By David Scott
Boston Sports Media
7:47
• Figured we’d get some warm-up pitches in and start a bit before the telecast. When we heard Dennis Eckersley say he has “major concerns” about David Wells and his “backs,” we knew FOR SURE it was time to start.
• Then Michelle Damon made her pre-game debut and it was officially baseball season. Nothing says Spring more than the divorced, long-haired outfielder’s new wife struggling through the Eric Frede-accompanied “In Style” segment. (Frede-o and Tom Caron are national-level talents, who continue to get better. Sadly, their partners – for the most part – continue to get worse. Eck is still racing to get through his thoughts and we can only imagine what Sam Horn has in store and we’ll hold off on assessing new guy, Gary D. )
• That is not the case with Rookie Writer, Chris Snow, who is quickly coming into his own as both the beat guy and the TV guy. Snow has been impressive in his new role(s) and even though it’s only Game One of 162, we’re tipping our hat to the young fella.
• And so it begins. . . oh, wait, that’s been used already today. Twice. At least. . .
• We admit, in the interest of you, the reader, we skimmed the Shaughnasty excerpts from last week and we were thoroughly non-pulsed. It was classic Danny Boy – average, not great, but enough to sell some books to the unknowing or all-things-Sox-indulging. My biggest gripe, which admittedly is a little thing, was when DB describes a chalky drink of Metamucil: “Francona, he of the intestinal woes, kept a jar of Metamucil handy at all times. He was downing a large chalky glass of the stuff before every game, always offering some to his young GM. Before Game 4, Epstein joined the manager in the odd ritual. It was the ultimate gesture of solidarity. So to speak.”
At last check, Metamucil is not chalky at all, but rather sandy and gritty (and available in “smooth texture” or “original texture.” Pepto or Maalox? They’re chalky. And Metamucil, according to its website, is used to battle constipation. Are we to believe that Tito couldn’t crap (and that he knew Theo couldn’t either), and if so, is that the type of info we’ll be getting if we invest in the book? I, for one, will pass if Tito’s bathroom habits are the highlight of DB’s latest moneymaker.
Again, it’s a small thing and overlookable on most accounts – but Danny Boy went to the effort of describing the manager’s drink and apparently couldn’t get the drink correct? Makes you wonder what other incongruities exist in the book – and in his body of work.
• Someone needs to explain why ESPN.com’s Eric Neel wasted all his “blog” space today on breaking down the Illinois/UNC match-up? Isn’t that the job of Andy Katz, Digger, Jay Bilas and any host of other ESPN talent.
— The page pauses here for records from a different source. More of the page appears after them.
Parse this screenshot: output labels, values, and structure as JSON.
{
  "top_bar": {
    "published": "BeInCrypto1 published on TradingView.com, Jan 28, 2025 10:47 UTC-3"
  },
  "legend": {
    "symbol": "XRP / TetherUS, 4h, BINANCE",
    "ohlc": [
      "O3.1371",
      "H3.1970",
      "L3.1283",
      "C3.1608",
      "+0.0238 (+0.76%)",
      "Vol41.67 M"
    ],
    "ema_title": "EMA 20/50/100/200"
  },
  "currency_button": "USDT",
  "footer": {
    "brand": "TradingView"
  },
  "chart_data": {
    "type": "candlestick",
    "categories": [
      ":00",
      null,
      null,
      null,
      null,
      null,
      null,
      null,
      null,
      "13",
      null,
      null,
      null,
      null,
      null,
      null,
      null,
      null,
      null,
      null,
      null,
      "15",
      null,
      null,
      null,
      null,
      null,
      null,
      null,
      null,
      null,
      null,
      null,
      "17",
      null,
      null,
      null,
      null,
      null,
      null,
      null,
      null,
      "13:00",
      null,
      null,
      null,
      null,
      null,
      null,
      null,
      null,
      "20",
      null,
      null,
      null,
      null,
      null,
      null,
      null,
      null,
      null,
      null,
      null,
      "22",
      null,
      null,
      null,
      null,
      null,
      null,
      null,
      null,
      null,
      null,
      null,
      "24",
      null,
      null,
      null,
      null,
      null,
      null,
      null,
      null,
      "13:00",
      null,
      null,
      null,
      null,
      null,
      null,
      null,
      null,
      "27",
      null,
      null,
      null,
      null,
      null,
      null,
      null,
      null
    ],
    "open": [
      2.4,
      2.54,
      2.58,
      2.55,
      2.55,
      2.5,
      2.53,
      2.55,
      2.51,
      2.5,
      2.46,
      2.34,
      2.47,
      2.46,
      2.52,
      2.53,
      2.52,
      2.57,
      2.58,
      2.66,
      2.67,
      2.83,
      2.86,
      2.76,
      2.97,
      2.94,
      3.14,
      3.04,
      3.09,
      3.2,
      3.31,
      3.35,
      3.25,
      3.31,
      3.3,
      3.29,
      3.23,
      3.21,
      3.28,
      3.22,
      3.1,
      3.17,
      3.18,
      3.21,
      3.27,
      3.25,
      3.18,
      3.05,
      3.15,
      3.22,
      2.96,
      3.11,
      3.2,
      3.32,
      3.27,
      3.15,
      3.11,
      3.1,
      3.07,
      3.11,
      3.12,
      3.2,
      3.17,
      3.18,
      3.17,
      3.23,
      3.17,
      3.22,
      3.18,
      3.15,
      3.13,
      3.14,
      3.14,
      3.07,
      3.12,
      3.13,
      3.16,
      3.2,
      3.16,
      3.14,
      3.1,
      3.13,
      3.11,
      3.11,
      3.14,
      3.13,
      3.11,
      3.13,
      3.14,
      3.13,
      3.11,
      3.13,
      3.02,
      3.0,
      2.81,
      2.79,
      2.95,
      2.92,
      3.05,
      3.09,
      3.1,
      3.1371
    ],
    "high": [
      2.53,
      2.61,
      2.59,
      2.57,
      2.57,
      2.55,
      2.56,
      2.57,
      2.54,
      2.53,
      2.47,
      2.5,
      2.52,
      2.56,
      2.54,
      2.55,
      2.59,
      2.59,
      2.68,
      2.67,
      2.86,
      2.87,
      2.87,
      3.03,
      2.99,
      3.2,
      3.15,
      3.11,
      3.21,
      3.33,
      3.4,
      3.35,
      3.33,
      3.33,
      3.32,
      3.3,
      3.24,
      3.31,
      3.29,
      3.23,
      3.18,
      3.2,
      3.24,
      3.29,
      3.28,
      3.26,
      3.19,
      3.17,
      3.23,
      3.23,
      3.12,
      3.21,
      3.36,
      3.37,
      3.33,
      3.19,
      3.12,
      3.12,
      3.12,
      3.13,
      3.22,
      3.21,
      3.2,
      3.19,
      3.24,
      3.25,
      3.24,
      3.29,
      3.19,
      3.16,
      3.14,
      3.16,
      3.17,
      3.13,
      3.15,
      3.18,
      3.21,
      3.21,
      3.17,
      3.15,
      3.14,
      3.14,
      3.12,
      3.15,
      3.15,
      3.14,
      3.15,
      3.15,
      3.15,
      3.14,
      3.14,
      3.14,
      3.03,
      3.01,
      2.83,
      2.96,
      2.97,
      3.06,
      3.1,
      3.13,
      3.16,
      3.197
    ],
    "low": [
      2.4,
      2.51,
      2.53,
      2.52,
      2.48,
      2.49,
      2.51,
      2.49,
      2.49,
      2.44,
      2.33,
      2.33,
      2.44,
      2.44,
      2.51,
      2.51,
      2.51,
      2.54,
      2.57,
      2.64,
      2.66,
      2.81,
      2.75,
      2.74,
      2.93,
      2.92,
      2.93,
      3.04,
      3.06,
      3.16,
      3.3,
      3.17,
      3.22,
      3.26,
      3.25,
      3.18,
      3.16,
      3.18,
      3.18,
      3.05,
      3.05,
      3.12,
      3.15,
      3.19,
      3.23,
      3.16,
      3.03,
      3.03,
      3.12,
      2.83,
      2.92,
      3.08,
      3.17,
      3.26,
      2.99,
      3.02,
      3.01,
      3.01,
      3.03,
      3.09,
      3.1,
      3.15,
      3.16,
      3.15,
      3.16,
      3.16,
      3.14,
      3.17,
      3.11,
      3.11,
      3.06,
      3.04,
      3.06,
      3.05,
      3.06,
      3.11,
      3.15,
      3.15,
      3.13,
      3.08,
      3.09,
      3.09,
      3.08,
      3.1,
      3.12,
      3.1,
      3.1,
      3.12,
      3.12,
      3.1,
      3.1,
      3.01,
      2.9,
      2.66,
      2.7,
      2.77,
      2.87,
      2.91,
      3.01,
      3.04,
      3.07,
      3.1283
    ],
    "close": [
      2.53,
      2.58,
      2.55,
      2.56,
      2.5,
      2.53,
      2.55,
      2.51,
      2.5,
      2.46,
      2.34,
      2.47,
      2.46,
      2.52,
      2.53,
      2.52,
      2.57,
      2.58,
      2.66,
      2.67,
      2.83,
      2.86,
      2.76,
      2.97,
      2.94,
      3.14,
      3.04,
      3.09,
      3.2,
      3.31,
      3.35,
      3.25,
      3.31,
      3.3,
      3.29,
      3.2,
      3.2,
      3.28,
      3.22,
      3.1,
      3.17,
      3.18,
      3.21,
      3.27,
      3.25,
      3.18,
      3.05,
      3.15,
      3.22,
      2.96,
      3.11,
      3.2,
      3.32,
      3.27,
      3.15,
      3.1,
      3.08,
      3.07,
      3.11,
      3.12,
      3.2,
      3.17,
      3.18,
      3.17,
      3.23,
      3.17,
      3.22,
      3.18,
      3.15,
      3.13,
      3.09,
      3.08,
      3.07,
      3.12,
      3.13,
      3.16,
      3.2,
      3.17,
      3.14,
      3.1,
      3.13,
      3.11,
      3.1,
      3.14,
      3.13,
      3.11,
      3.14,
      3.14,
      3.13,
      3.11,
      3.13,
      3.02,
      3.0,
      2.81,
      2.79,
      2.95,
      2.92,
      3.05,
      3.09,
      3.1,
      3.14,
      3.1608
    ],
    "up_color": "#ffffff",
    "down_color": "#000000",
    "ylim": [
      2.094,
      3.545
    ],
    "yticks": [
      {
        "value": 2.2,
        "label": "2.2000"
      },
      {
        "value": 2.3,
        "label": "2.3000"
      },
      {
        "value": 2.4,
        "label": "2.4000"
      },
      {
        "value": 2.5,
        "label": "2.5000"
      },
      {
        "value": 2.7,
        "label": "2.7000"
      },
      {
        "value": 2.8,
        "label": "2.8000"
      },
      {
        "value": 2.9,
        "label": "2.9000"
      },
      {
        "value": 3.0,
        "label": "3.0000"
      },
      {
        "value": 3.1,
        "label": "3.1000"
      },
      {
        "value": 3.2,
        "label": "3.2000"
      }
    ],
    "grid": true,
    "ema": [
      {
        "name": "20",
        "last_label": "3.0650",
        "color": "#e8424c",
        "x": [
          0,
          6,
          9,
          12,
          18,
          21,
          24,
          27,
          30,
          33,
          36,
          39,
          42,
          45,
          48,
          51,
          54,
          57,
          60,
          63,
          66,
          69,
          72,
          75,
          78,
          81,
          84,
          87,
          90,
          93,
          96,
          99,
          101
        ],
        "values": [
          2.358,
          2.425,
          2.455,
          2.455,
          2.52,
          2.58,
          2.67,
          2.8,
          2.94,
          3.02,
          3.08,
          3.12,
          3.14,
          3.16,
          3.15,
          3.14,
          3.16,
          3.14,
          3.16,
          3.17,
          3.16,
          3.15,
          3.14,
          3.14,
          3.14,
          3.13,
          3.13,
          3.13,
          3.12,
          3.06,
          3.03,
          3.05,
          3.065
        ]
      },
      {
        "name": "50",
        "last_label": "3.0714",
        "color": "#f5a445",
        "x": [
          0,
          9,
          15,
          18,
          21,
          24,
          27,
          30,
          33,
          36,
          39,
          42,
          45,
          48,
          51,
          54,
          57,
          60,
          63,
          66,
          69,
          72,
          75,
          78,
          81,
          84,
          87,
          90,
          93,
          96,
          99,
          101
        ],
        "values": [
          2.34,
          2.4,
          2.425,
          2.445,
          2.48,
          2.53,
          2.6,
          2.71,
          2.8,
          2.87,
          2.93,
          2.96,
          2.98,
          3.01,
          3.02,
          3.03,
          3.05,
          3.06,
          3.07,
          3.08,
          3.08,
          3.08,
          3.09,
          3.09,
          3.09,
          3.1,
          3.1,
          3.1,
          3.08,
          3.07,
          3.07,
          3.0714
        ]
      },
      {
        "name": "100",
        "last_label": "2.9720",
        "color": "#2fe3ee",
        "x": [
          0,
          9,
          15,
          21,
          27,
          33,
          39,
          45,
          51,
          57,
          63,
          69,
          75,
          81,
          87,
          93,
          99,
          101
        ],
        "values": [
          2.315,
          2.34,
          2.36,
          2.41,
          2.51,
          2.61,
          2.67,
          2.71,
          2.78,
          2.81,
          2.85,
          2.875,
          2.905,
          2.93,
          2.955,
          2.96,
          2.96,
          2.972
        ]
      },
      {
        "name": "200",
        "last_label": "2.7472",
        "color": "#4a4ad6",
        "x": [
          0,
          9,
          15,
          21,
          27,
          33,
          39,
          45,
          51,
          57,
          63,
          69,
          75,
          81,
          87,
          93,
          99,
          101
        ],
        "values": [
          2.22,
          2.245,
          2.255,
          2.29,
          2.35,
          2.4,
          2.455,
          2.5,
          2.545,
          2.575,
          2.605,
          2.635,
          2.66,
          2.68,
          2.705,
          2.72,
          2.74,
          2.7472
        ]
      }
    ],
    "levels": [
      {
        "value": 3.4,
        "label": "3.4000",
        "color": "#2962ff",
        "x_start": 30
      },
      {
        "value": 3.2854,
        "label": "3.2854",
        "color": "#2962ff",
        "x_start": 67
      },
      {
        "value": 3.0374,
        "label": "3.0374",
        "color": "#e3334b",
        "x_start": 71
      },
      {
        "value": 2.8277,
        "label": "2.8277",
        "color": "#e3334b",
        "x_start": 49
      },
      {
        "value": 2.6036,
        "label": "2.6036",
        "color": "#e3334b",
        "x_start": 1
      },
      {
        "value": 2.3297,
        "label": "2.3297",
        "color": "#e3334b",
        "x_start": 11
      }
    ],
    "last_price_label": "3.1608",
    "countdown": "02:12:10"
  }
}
A blog should be a bit more, oh, I don’t know, less analytical. Maybe get out and find some poor L’ville and State fans drowning their sorrows? Get a feel for the ticket market for Monday night? Do something? I refuse to let up on this: Neel is not blogging – he is serving as another waste of space at an event that already has its fair share of space-wasters (how many writers missed their first and second East Coast deadlines with the Game 2 finish? Nearly all, we’d guess.) ESPN.com, and by default John Walsh or whomever is making the calls over there, needs to figure out this next evolution of the web and use its resources better in order to stop its all-out insult on our intelligence. If you offer up a blog, provide it. Otherwise, just overload us with the usual crap from the usual hacks.